Tammy may be on top and scoring regularly — 8 in 10 appearances in all competitions — but it’s hard to keep up such stellar form for an entire season. It’s a great story that Chelsea are winning with (homegrown) youth, but the harsh realities of the game dictate that winning will always take precedence. And that’s when Lampard will be faced with the tough decisions.
“Tammy’s performance was more of the same. He’s hungry for goals, he’s physical, he gives everything for the team and he has quality when the ball is at his feet. Of course there’s improvement to be had but he’s showing that.

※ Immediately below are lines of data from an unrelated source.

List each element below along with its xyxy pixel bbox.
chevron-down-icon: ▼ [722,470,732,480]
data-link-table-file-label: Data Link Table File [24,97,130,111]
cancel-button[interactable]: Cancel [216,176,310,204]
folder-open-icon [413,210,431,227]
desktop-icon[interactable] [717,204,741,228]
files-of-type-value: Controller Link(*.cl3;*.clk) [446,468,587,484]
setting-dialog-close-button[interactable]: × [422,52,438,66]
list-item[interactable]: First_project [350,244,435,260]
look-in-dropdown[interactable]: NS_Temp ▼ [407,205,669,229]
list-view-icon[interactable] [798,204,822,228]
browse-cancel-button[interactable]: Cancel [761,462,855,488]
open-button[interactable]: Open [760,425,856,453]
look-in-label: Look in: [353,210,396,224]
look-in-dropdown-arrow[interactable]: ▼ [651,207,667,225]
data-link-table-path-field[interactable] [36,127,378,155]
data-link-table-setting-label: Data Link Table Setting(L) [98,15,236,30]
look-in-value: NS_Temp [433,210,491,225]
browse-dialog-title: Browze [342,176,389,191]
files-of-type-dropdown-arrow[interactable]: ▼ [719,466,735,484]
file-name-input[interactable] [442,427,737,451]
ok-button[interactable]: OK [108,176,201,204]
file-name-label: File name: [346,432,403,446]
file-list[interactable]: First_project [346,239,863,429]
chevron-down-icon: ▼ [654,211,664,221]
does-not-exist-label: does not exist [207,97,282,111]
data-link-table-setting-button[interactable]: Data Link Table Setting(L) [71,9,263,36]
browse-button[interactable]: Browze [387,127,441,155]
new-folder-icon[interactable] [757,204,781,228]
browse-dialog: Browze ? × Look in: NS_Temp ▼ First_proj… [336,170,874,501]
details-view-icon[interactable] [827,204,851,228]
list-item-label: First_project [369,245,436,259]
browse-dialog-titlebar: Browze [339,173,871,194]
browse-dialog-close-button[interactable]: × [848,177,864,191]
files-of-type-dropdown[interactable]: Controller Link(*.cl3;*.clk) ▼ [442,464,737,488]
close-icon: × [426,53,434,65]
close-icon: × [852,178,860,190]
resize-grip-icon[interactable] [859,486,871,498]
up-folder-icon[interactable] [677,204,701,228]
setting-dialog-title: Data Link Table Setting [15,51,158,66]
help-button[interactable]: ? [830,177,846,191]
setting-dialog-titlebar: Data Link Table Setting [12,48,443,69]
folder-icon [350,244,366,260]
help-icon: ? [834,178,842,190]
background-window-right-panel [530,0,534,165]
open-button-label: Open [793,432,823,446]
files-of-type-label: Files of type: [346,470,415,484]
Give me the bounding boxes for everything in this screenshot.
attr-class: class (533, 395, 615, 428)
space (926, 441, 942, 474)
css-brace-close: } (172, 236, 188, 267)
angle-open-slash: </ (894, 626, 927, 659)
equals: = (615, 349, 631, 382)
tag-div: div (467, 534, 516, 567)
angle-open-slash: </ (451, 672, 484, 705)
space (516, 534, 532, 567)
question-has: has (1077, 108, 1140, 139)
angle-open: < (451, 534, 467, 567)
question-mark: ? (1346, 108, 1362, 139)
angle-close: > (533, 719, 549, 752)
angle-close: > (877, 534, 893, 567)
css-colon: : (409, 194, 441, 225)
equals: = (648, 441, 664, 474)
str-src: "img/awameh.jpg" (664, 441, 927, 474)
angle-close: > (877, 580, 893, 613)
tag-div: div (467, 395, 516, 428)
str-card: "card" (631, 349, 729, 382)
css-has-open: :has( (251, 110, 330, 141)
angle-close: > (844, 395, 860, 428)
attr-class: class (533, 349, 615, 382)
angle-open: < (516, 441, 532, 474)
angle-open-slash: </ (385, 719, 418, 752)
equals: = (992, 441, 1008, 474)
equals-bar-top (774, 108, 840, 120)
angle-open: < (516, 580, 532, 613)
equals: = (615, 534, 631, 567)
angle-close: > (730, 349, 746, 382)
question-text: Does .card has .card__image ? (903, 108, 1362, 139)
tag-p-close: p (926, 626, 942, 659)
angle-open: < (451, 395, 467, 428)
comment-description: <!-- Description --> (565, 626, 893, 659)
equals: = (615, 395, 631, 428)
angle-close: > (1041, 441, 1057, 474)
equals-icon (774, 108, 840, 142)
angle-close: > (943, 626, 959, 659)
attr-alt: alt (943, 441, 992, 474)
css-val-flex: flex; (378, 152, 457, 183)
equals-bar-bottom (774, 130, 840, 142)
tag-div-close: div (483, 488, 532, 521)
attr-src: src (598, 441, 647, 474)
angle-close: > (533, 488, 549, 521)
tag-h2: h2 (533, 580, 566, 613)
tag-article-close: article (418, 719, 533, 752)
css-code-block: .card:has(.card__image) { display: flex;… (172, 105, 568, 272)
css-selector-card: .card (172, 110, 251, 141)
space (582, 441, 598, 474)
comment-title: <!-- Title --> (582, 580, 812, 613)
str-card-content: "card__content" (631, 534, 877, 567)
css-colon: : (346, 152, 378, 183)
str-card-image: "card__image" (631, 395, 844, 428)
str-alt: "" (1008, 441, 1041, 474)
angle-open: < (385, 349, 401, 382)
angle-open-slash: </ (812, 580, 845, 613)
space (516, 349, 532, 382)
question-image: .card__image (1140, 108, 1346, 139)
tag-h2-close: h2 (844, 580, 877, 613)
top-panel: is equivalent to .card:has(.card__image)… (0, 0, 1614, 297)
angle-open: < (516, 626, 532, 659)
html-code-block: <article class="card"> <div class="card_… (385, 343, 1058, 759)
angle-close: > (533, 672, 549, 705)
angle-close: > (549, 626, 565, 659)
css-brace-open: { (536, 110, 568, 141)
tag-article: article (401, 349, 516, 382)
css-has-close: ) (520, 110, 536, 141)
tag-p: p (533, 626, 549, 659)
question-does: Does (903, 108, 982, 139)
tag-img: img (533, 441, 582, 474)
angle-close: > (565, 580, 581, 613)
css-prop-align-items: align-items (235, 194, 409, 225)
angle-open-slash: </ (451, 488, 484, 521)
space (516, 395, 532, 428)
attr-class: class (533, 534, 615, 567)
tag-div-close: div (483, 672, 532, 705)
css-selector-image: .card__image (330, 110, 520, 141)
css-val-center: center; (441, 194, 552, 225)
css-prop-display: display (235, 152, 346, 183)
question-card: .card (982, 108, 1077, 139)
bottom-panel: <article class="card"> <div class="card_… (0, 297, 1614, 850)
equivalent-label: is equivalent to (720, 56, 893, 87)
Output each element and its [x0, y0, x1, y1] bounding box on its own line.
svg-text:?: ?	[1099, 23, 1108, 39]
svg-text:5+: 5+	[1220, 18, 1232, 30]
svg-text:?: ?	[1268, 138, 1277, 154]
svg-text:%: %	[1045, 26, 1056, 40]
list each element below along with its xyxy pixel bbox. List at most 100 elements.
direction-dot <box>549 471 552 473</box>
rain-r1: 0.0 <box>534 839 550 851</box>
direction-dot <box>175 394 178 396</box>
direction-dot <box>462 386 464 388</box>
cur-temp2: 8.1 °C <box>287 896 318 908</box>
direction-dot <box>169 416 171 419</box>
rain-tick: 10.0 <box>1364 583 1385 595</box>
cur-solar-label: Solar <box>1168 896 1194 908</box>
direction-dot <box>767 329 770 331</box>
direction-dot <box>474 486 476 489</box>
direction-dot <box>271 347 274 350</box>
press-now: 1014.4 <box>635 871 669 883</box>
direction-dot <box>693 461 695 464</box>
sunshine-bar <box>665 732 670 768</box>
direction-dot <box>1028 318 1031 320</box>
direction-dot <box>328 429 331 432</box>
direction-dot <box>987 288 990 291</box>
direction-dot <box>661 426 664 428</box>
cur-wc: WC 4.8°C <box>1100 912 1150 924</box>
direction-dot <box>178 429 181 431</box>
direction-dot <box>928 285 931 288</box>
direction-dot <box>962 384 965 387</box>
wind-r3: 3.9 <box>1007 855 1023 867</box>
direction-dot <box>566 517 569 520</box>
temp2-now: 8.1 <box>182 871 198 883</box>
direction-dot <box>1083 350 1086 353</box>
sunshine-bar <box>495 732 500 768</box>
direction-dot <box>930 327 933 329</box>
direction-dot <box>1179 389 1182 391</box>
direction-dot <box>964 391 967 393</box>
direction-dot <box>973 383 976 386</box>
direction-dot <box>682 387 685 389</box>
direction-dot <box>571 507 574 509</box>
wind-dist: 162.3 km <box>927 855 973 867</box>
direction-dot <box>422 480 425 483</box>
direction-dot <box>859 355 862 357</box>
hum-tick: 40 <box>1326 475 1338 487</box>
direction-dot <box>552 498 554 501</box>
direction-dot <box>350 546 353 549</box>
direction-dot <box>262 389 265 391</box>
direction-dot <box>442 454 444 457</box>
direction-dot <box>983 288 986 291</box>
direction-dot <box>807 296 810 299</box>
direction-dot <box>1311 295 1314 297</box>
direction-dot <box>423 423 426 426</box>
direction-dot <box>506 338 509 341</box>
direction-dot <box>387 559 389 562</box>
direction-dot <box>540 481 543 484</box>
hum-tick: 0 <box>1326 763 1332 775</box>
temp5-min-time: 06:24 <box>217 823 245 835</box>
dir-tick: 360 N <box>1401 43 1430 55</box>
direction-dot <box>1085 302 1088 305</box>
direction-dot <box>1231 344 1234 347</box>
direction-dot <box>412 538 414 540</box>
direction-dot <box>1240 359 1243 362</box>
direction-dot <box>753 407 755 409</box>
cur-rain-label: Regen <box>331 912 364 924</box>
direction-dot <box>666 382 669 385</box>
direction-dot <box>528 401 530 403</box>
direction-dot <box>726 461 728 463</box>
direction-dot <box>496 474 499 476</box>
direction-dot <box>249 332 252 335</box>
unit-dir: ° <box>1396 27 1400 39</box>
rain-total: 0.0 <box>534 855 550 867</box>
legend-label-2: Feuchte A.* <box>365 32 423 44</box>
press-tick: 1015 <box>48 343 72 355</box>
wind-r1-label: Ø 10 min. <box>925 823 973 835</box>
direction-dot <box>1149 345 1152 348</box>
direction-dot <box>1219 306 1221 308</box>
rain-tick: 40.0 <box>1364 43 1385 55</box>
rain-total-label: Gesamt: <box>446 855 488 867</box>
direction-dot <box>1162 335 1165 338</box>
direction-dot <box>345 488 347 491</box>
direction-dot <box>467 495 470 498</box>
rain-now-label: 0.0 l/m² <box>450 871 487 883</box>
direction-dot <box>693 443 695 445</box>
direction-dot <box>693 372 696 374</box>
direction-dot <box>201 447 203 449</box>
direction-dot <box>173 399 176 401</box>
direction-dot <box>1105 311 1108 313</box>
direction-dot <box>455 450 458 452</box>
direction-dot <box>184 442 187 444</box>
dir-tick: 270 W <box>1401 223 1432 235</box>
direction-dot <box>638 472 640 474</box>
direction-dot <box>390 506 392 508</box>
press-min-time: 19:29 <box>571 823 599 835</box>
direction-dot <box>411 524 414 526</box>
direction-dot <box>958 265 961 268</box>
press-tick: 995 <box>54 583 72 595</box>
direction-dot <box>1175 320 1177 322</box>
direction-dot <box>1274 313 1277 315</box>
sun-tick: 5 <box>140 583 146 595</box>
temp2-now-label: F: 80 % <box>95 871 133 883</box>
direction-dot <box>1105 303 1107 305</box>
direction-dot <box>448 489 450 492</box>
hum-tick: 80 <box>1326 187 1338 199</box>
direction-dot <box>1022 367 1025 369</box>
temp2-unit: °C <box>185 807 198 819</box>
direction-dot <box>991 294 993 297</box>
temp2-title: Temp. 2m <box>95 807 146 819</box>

“The minute Tammy’s levels drop, then we look next to Giroud and Batshuayi, and can they come in and make a difference.
“We will see many more Champions League goals from him I hope, and many more performances like tonight.”
-Frank Lampard; source: Chelsea FC
Competition for minutes should be the expectation at any top level team. If handled properly by all involved, it’s the key to a long and successful season stretched across multiple competitions.